(club 75)|| SIZ-EDUCATION|| HOW COMPUTER PROGRAMS (CODE) ARE COMPILED by @christnenye
Hello everyone, welcome back to my blog. it's really nice to write today.
We are all familiar with this Computer term called programming in which programs are coined out from but we are not familiar with how these programs run to give the desired output. Every Computer programs are written in high-level language (English-like) but the computer only understands machine language which is binary (0,1).
So today I will be writing on compilation of computer programs from high-level programming language to machine language.
A software that converts the source code which is written in the high level language into the object code that is the machine language is the compiler. Therefore, compilation is the process it takes the compiler to convert a high level programming language into a low-level (machine language).

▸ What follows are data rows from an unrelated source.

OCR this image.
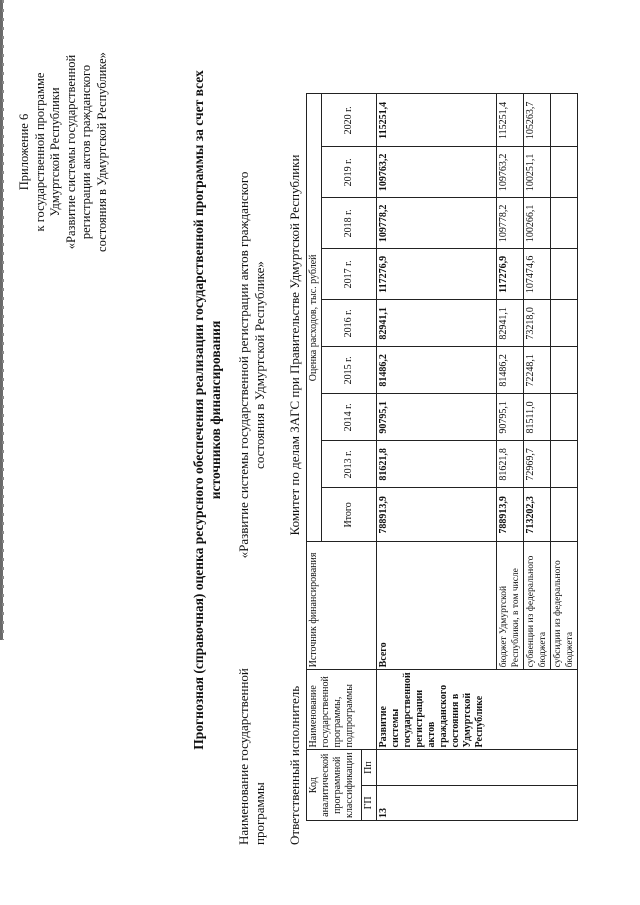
Приложение 6 к государственной программе Удмуртской Республики «Развитие системы государственной регистрации актов гражданского состояния в Удмуртской Республике»	Прогнозная (справочная) оценка ресурсного обеспечения реализации государственной программы за счет всех источников финансирования
Наименование государственной программы«Развитие системы государственной регистрации актов гражданского
состояния в Удмуртской Республике»
Ответственный исполнительКомитет по делам ЗАГС при Правительстве Удмуртской Республики
Код аналитической программной классификации		Наименование государственной программы, подпрограммы	Источник финансирования	Оценка расходов, тыс. рублей								
				Итого	2013 г.	2014 г.	2015 г.	2016 г.	2017 г.	2018 г.	2019 г.	2020 г.
ГП	Пп											
13		Развитие системы государственной регистрации актов гражданского состояния в Удмуртской Республике	Всего	788913,9	81621,8	90795,1	81486,2	82941,1	117276,9	109778,2	109763,2	115251,4
			бюджет Удмуртской Республики, в том числе	788913,9	81621,8	90795,1	81486,2	82941,1	117276,9	109778,2	109763,2	115251,4
			субвенции из федерального бюджета	713202,3	72969,7	81511,0	72248,1	73218,0	107474,6	100266,1	100251,1	105263,7
			субсидии из федерального бюджета									
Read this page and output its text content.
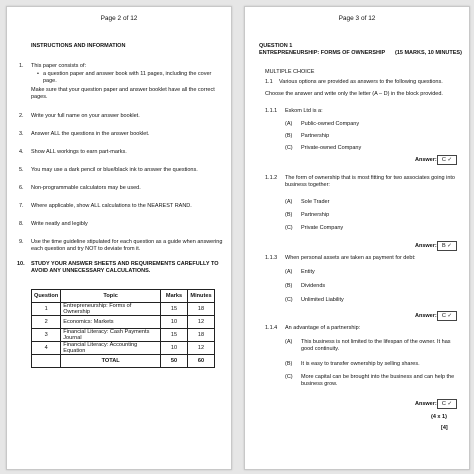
Page 2 of 12
INSTRUCTIONS AND INFORMATION
1. This paper consists of:
• a question paper and answer book with 11 pages, including the cover page.
Make sure that your question paper and answer booklet have all the correct pages.
2. Write your full name on your answer booklet.
3. Answer ALL the questions in the answer booklet.
4. Show ALL workings to earn part-marks.
5. You may use a dark pencil or blue/black ink to answer the questions.
6. Non-programmable calculators may be used.
7. Where applicable, show ALL calculations to the NEAREST RAND.
8. Write neatly and legibly
9. Use the time guideline stipulated for each question as a guide when answering each question and try NOT to deviate from it.
10. STUDY YOUR ANSWER SHEETS AND REQUIREMENTS CAREFULLY TO AVOID ANY UNNECESSARY CALCULATIONS.
Question	Topic	Marks	Minutes
1	Entrepreneurship: Forms of Ownership	15	18
2	Economics: Markets	10	12
3	Financial Literacy: Cash Payments Journal	15	18
4	Financial Literacy: Accounting Equation	10	12
	TOTAL	50	60
Page 3 of 12
QUESTION 1
ENTREPRENEURSHIP: FORMS OF OWNERSHIP (15 MARKS, 10 MINUTES)
MULTIPLE CHOICE
1.1 Various options are provided as answers to the following questions.
Choose the answer and write only the letter (A – D) in the block provided.
1.1.1 Eskom Ltd is a:
(A) Public-owned Company
(B) Partnership
(C) Private-owned Company
Answer: C ✓
1.1.2 The form of ownership that is most fitting for two associates going into business together:
(A) Sole Trader
(B) Partnership
(C) Private Company
Answer: B ✓
1.1.3 When personal assets are taken as payment for debt:
(A) Entity
(B) Dividends
(C) Unlimited Liability
Answer: C ✓
1.1.4 An advantage of a partnership:
(A) This business is not limited to the lifespan of the owner. It has good continuity.
(B) It is easy to transfer ownership by selling shares.
(C) More capital can be brought into the business and can help the business grow.
Answer: C ✓
(4 x 1)
[4]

In compilation, the compiler passes through phases or stages in converting the source code to machine code. These phases have what to they do to the source code in order to get to the desired machine code(0,1).
HOW DOES THE COMPILER COMPILE COMPUTER PROGRAMS
The compiler work in phases, where the output of the previous phase becomes the input of the next phase. The below diagram illustrates
Designed with pixel lab
The compilation process starts when a user types in a set of code(source code), the set of codes passes through a sequence of phases which starts from;
What the compiler does here is it scans the source code, example scanning of a document. The compiler scans the source to discover what the call lexeme (A unit instance of a continuous source code sequence without spaces). It then places each lexeme in the Token they belong to.
The source code declared is Sum= X + Y + 1;
the individual term here are the lexeme but the all belong to separate token, of which "sum" belong to a token "identifier", "=" belong to " assignment operator", "X,Y" belong to "identifer", "1" belong to "constant" and ";" is the end of the statement.
The output of these phase is the TOKEN which will be the input of the next phase;
The compiler takes the "TOKEN" produced by lexical analysis and check the token arrangement against the source code grammar word by word and if it's correct it generates what is called a parse tree and if it's wrong generates syntax error.
The source code given is (Sum=X + Y+ 1), Then Token generated is;
Identifier = Identifier + identifier + constant;
If the source code and the placement of the token is not well placed syntax error is generated.
The output of the syntax analyzer PARSE TREE is the input of the;
The compiler takes the PARSE TREE and checks if it follows the rules of language of assignment of same data type in a particular programming language and if it follows the rule it will generate Annotated parse tree which is a meaningful parse tree of the syntax analyzer.
Where the source code (Sum= X+Y +1) is assigned values of Sum = 2 + 2 +1;
Sum= 2(interger)+ 2(interger) +1;
The compiler checks if the numbers to sum are of the same data type of which the data type above it's of interger value. It then generates what is called ANNOTATED PARSE TREE which is the input of the;
INTERMEDIATE CODE GENERATOR
Here, the compiler transform the annotated parse tree from the semantic analyzer into an optimized code known Three address code
If a user assigns values for the source code Sum = X+ Y +1 as "2.44 + 2+ 1", here the compiler has to convert the float number (2.44) to an interger value declared before it will sum the equation.
In this phase the three address code is generated which is the input of;
Here the compiler does what is called Optimization on the three address code that is removing the unnecessary lines of code for the program to run faster, and utilize CPU time.
The three address code is converted to assembly language.
Load R1, X --------- load X into register 1
Load R2, Y ---------- load Y into register 2
Load R3, 1 ----------load 1 into register 3
ADD R1,R2,R3------ add the register 1+ register 2 + register 3 and keep it in register 1
STORE Sum ,R1--------store the value in register 1 into Sum.
The above is interpreted by the INTERPRETER Into the equivalent binary representation which is machine language (0,1).
Humans write in high-level language because it's less complex than machine code and are easier to understand. The only language the computer understands is binary digits, so there is need to understand what happens behind the screen. Every phase has it's output which is the input of another phase.
I am @christnenye, thanks for your time.